Cohen entered into a plea deal with prosecutors from the Southern District of New York last month over eight charges of tax evasion, bank fraud, and campaign finance violations, stemming from several payments he made in the run-up to the 2016 election to women who claim to have had affairs with Trump, in order to keep them quiet. At the time, Cohen testified to a judge that he had made the payments “at the direction of” an “unnamed candidate…for the purpose of influencing [the] election.” The unnamed candidate was presumed to be Trump.
Government cooperation was reportedly not a part of that plea deal, though Cohen’s lawyer, Lanny Davis, immediately told several news outlets that his client was ready to testify against Trump and would refuse a presidential pardon.
Since that time, Cohen has been working with both federal prosecutors in New York and Mueller’s team willingly.
According to the sources who spoke with ABC News, Cohen’s interviews with Mueller over the past month have so far been entirely voluntary, “without any guarantee of leniency from prosecutors.”
Davis praised his client’s willingness to cooperate in a tweet Thursday evening, effectively confirming ABC’s report.
“Good for @michaelcohen212 in providing critical information to the #muellerinvestigation without a cooperation agreement,” he wrote. “No one should question his honesty, veracity or loyalty to his #family and #country over @potus @realdonaldtrump.”
Good for @michaelcohen212 in providing critical information to the #muellerinvestigation without a cooperation agreement.
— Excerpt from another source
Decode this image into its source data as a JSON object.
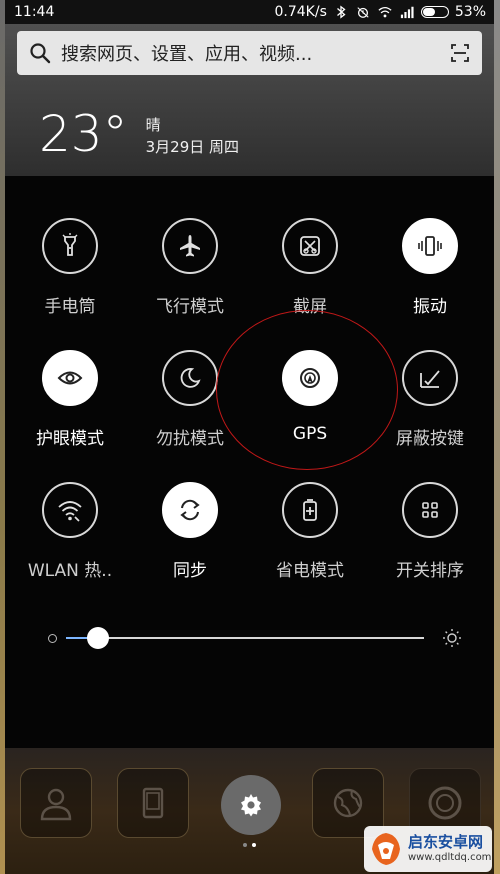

No one should question his honesty, veracity or loyalty to his #family and #country over @potus @realdonaldtrump
— Lanny Davis (@LannyDavis) September 21, 2018
Trump has said previously that he believes “flipping,” or working with prosecutors in exchange for more lenient sentencing, should be “illegal.”
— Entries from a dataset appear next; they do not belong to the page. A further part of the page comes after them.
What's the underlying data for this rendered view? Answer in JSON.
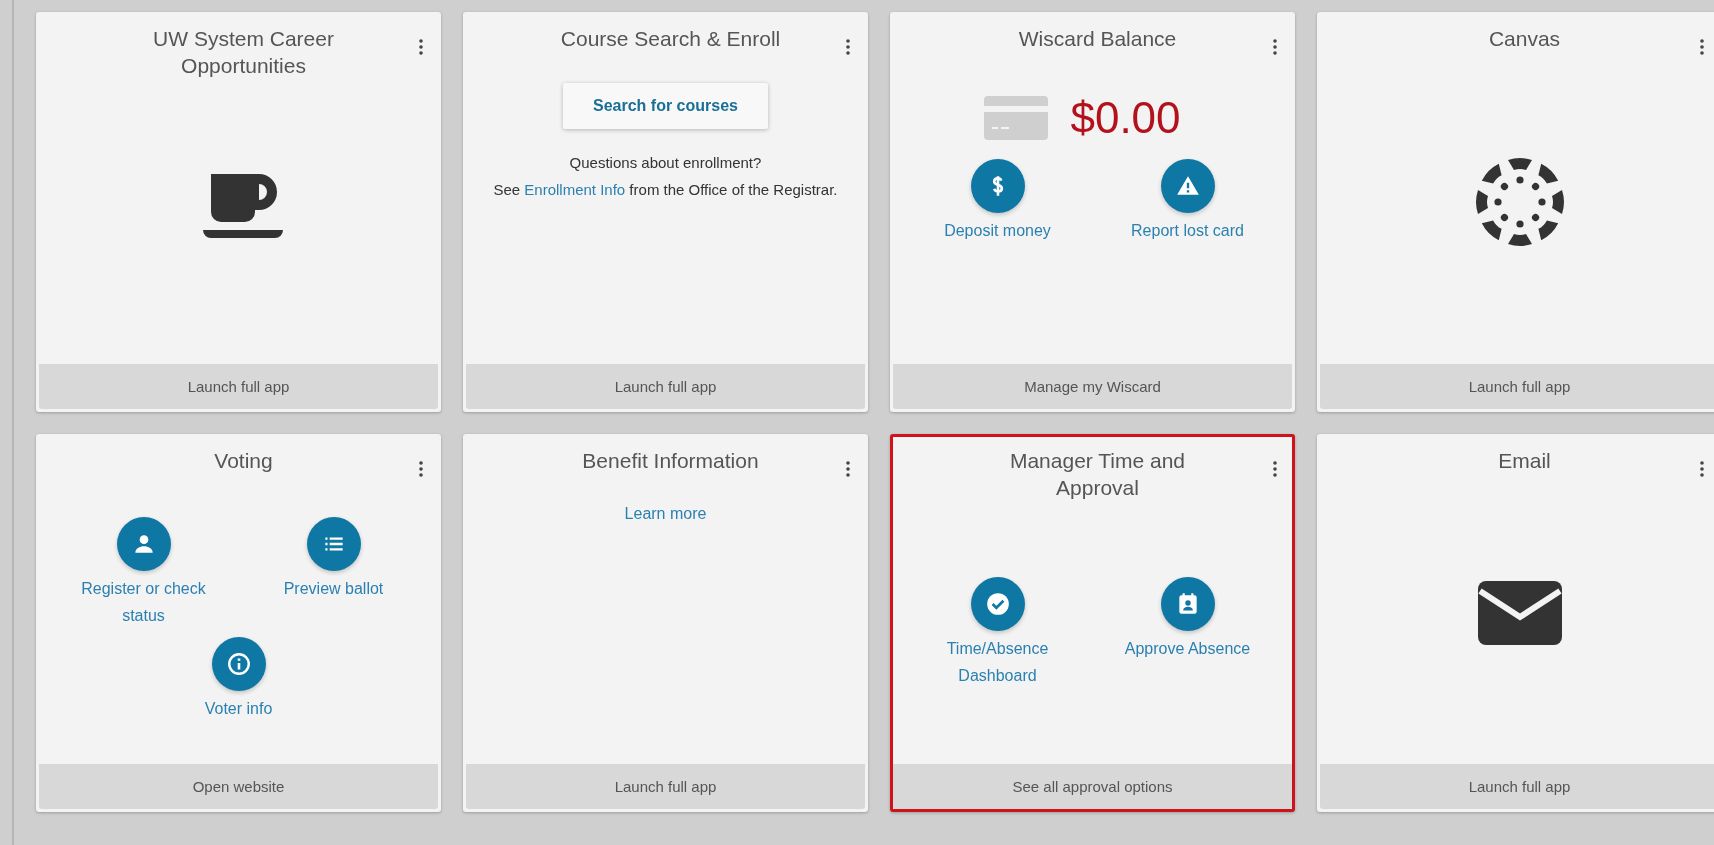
{
  "cards": [
    {
      "kind": "icon",
      "title": "UW System Career Opportunities",
      "footer": "Launch full app",
      "highlighted": false
    },
    {
      "kind": "search",
      "title": "Course Search & Enroll",
      "button": "Search for courses",
      "question": "Questions about enrollment?",
      "before": "See ",
      "link": "Enrollment Info",
      "after": " from the Office of the Registrar.",
      "footer": "Launch full app",
      "highlighted": false
    },
    {
      "kind": "balance",
      "title": "Wiscard Balance",
      "balance": "$0.00",
      "actions": [
        {
          "label": "Deposit money"
        },
        {
          "label": "Report lost card"
        }
      ],
      "footer": "Manage my Wiscard",
      "highlighted": false
    },
    {
      "kind": "icon",
      "title": "Canvas",
      "footer": "Launch full app",
      "highlighted": false
    },
    {
      "kind": "actions",
      "title": "Voting",
      "actions": [
        {
          "label": "Register or check status"
        },
        {
          "label": "Preview ballot"
        },
        {
          "label": "Voter info"
        }
      ],
      "footer": "Open website",
      "highlighted": false
    },
    {
      "kind": "links",
      "title": "Benefit Information",
      "link": "Learn more",
      "footer": "Launch full app",
      "highlighted": false
    },
    {
      "kind": "actions",
      "title": "Manager Time and Approval",
      "actions": [
        {
          "label": "Time/Absence Dashboard"
        },
        {
          "label": "Approve Absence"
        }
      ],
      "footer": "See all approval options",
      "highlighted": true
    },
    {
      "kind": "icon",
      "title": "Email",
      "footer": "Launch full app",
      "highlighted": false
    }
  ]
}
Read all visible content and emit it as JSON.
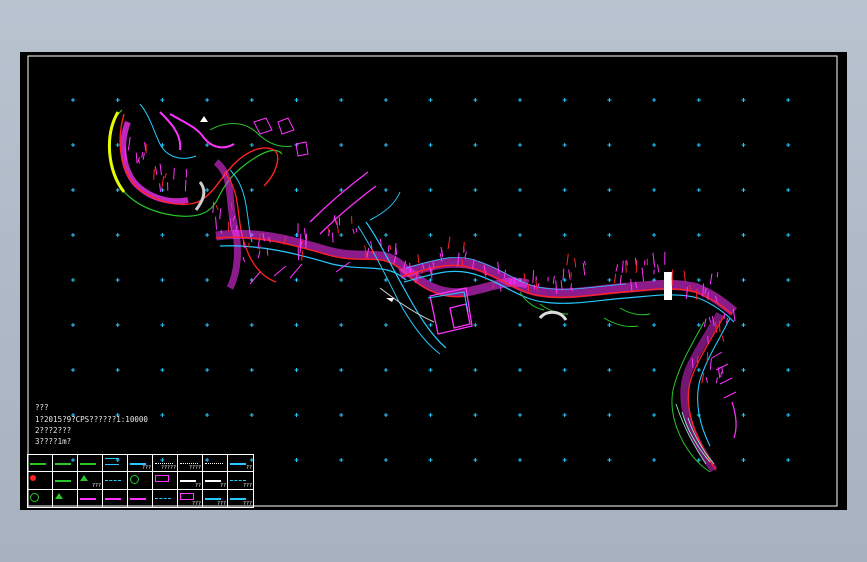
{
  "notes": {
    "line1": "???",
    "line2": "1?2015?9?CPS??????1:10000",
    "line3": "2???2???",
    "line4": "3????1m?"
  },
  "legend": {
    "items": [
      {
        "label": "",
        "color": "#29c529",
        "symbol": "line"
      },
      {
        "label": "",
        "color": "#29c529",
        "symbol": "line"
      },
      {
        "label": "",
        "color": "#29c529",
        "symbol": "line"
      },
      {
        "label": "",
        "color": "#28c8ff",
        "symbol": "double"
      },
      {
        "label": "???",
        "color": "#28c8ff",
        "symbol": "line"
      },
      {
        "label": "?????",
        "color": "#ffffff",
        "symbol": "ticks"
      },
      {
        "label": "????",
        "color": "#ffffff",
        "symbol": "ticks"
      },
      {
        "label": "",
        "color": "#ffffff",
        "symbol": "ticks"
      },
      {
        "label": "??",
        "color": "#28c8ff",
        "symbol": "line"
      },
      {
        "label": "",
        "color": "#ff2222",
        "symbol": "dot"
      },
      {
        "label": "",
        "color": "#29c529",
        "symbol": "line"
      },
      {
        "label": "???",
        "color": "#29c529",
        "symbol": "tree"
      },
      {
        "label": "",
        "color": "#28c8ff",
        "symbol": "wave"
      },
      {
        "label": "",
        "color": "#29c529",
        "symbol": "circle"
      },
      {
        "label": "",
        "color": "#ff33ff",
        "symbol": "box"
      },
      {
        "label": "??",
        "color": "#ffffff",
        "symbol": "line"
      },
      {
        "label": "??",
        "color": "#ffffff",
        "symbol": "line"
      },
      {
        "label": "???",
        "color": "#28c8ff",
        "symbol": "wave"
      },
      {
        "label": "",
        "color": "#29c529",
        "symbol": "circle"
      },
      {
        "label": "",
        "color": "#29c529",
        "symbol": "tree"
      },
      {
        "label": "",
        "color": "#ff33ff",
        "symbol": "line"
      },
      {
        "label": "",
        "color": "#ff33ff",
        "symbol": "line"
      },
      {
        "label": "",
        "color": "#ff33ff",
        "symbol": "line"
      },
      {
        "label": "",
        "color": "#28c8ff",
        "symbol": "wave"
      },
      {
        "label": "???",
        "color": "#ff33ff",
        "symbol": "box"
      },
      {
        "label": "???",
        "color": "#28c8ff",
        "symbol": "line"
      },
      {
        "label": "???",
        "color": "#28c8ff",
        "symbol": "line"
      }
    ]
  }
}
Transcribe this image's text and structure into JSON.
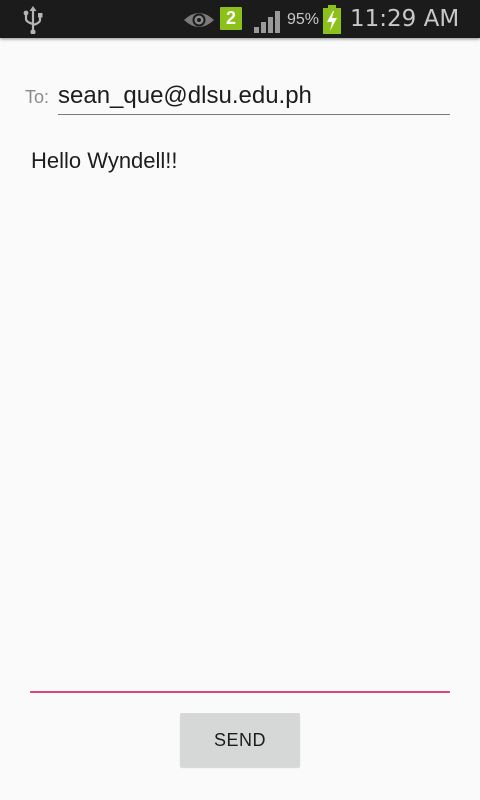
{
  "status_bar": {
    "icons": [
      "usb-icon",
      "eye-icon",
      "signal-icon",
      "battery-charging-icon"
    ],
    "notification_count": "2",
    "battery_percent": "95%",
    "time": "11:29 AM",
    "colors": {
      "background": "#1b1b1b",
      "text": "#c8c8c8",
      "badge": "#8cc11a",
      "battery": "#8cc11a"
    }
  },
  "compose": {
    "to_label": "To:",
    "to_value": "sean_que@dlsu.edu.ph",
    "message": "Hello Wyndell!!",
    "send_label": "SEND",
    "colors": {
      "focus_underline": "#e0457b",
      "button": "#d6d7d7"
    }
  }
}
“You know… people make up stories,” Trump said, in an interview with Fox & Friends‘ Ainsley Earhardt last month. “This whole thing about flipping, they call it, I know all about flipping. Thirty, 40 years I have been watching flippers. Everything is wonderful and then they get 10 years in jail and they flip on whoever the next highest one is or as high as you can go. It almost ought to be outlawed.”
Speaking specifically of Cohen, he added, “If somebody defrauded a bank and he is going to get 10 years in jail or 20 years in jail, but… you can say something bad about Donald Trump and you will go down to two years or three years… most people are going to do that. And I have seen it many times. I have had many friends involved in this stuff. It’s called flipping and it almost ought to be illegal.”
Trump previously said in April that Cohen would not “flip” on him.
Cohen’s decision to work with Mueller comes at a tenuous moment for the president, as his former campaign manager, Paul Manafort, recently pleaded guilty to 10 criminal counts — including conspiracy against the United States and obstruction of justice — related to an earlier trial in Virginia, during which he was convicted on eight counts of financial fraud. He has agreed to cooperate with Mueller’s team in exchange for a lesser sentence.
Trump is also facing an investigation into his former charitable organization, the Trump Foundation, over allegations of financial fraud and additional campaign finance violations. Cohen is also cooperating with prosecutors in that probe.